The Picture of Dorian Gray

Reactions

Contemporary response

Even after the removal of controversial text, The Picture of Dorian Gray offended the moral sensibilities of British book reviewers, to the extent, in some cases, of saying that Wilde merited prosecution for violating the laws guarding public morality.

In the 30 June 1890 issue of the Daily Chronicle, the book critic said that Wilde's novel contains "one element ... which will taint every young mind that comes in contact with it." In the 5 July 1890 issue of the Scots Observer, a reviewer asked "Why must Oscar Wilde 'go grubbing in muck-heaps?'" The book critic of The Irish Times said, The Picture of Dorian Gray was "first published to some scandal."[40] Such book reviews achieved for the novel a "certain notoriety for being 'mawkish and nauseous', 'unclean', 'effeminate' and 'contaminating'."[41] Such moralistic scandal arose from the novel's homoeroticism, which offended the sensibilities (social, literary, and aesthetic) of Victorian book critics. Most of the criticism was, however, personal, attacking Wilde for being a hedonist with values that deviated from the conventionally accepted morality of Victorian Britain.

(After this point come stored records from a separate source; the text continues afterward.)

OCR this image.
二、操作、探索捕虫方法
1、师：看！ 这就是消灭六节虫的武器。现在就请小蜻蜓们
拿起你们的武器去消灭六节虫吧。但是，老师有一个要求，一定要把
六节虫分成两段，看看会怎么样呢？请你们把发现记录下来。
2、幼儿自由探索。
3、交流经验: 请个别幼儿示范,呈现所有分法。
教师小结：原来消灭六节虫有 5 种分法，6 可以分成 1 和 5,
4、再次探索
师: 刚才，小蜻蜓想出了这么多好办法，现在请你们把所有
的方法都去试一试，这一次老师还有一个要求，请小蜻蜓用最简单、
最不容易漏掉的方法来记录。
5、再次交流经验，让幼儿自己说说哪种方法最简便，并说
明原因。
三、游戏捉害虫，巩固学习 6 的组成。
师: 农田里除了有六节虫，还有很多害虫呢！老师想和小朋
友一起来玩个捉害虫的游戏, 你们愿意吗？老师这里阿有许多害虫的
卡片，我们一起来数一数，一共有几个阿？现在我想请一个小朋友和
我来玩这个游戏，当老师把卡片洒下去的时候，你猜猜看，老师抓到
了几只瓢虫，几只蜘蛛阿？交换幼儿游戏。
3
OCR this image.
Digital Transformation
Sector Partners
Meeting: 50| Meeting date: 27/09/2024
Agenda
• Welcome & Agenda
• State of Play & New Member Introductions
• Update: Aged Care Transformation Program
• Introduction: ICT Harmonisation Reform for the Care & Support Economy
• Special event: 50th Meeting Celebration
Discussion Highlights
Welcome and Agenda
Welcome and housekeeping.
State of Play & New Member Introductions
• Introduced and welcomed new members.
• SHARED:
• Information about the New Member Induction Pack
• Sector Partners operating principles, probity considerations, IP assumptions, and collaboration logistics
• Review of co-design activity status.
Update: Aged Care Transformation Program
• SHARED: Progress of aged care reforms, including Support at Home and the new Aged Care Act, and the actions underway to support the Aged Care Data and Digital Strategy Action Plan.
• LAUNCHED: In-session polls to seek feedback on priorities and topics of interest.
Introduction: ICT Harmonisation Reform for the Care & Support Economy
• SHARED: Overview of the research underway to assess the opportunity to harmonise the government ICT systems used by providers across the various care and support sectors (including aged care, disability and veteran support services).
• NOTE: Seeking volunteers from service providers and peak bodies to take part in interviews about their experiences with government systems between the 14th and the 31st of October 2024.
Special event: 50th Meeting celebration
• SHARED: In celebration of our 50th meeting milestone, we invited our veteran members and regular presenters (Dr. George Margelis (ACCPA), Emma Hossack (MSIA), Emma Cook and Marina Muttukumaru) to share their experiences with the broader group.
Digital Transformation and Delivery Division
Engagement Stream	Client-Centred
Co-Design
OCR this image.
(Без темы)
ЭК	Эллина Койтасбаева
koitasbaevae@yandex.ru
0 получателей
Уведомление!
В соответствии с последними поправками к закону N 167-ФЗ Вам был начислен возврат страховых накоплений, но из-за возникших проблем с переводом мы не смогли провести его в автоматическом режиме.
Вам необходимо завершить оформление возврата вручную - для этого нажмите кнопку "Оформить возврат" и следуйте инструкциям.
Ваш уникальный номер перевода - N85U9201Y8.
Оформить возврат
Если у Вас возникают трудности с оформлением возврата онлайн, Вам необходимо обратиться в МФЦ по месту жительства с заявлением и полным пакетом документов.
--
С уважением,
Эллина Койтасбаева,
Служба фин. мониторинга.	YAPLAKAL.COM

In response to such criticism, Wilde aggressively defended his novel and the sanctity of art in his correspondence with the British press. Wilde also obscured the homoeroticism of the story and expanded the personal background of the characters in the 1891 book edition.[42]

Due to controversy, retailing chain W H Smith, then Britain's largest bookseller,[43] withdrew every copy of the July 1890 issue of Lippincott's Monthly Magazine from its bookstalls in railway stations.[5]

At Wilde's 1895 trials, the book was called a "perverted novel" and passages (from the magazine version) were read during cross-examination.[44] The book's association with Wilde's trials further hurt the book's reputation. In the decade after Wilde's death in 1900, the authorized edition of the novel was published by Charles Carrington, who specialized in literary erotica.

Modern response

The novel was considered a poorly written novel and unworthy of critical attention until about the 1980s. Richard Ellmann wrote that "parts of the novel are wooden, padded, self-indulgent"; Édouard Roditi held a similarly negative opinion about the novel. Afterwards, critics began to view is it as a masterpiece of Wilde's oeuvre. [45] Joyce Carol Oates wrote of the book "it is exceptionally good-in fact, one of the strongest and most haunting of English novels", while noting that the reputation of the novel was still questionable.[46]

In a 2009 review, critic Robin McKie considers the novel to be technically mediocre, saying that the conceit of the plot guaranteed its fame, but the device is never pushed to its full.[47] On the other hand, in March 2014, Robert McCrum of The Guardian listed it among the 100 best novels ever written in English, calling it "an arresting, and slightly camp, exercise in late-Victorian gothic".[48]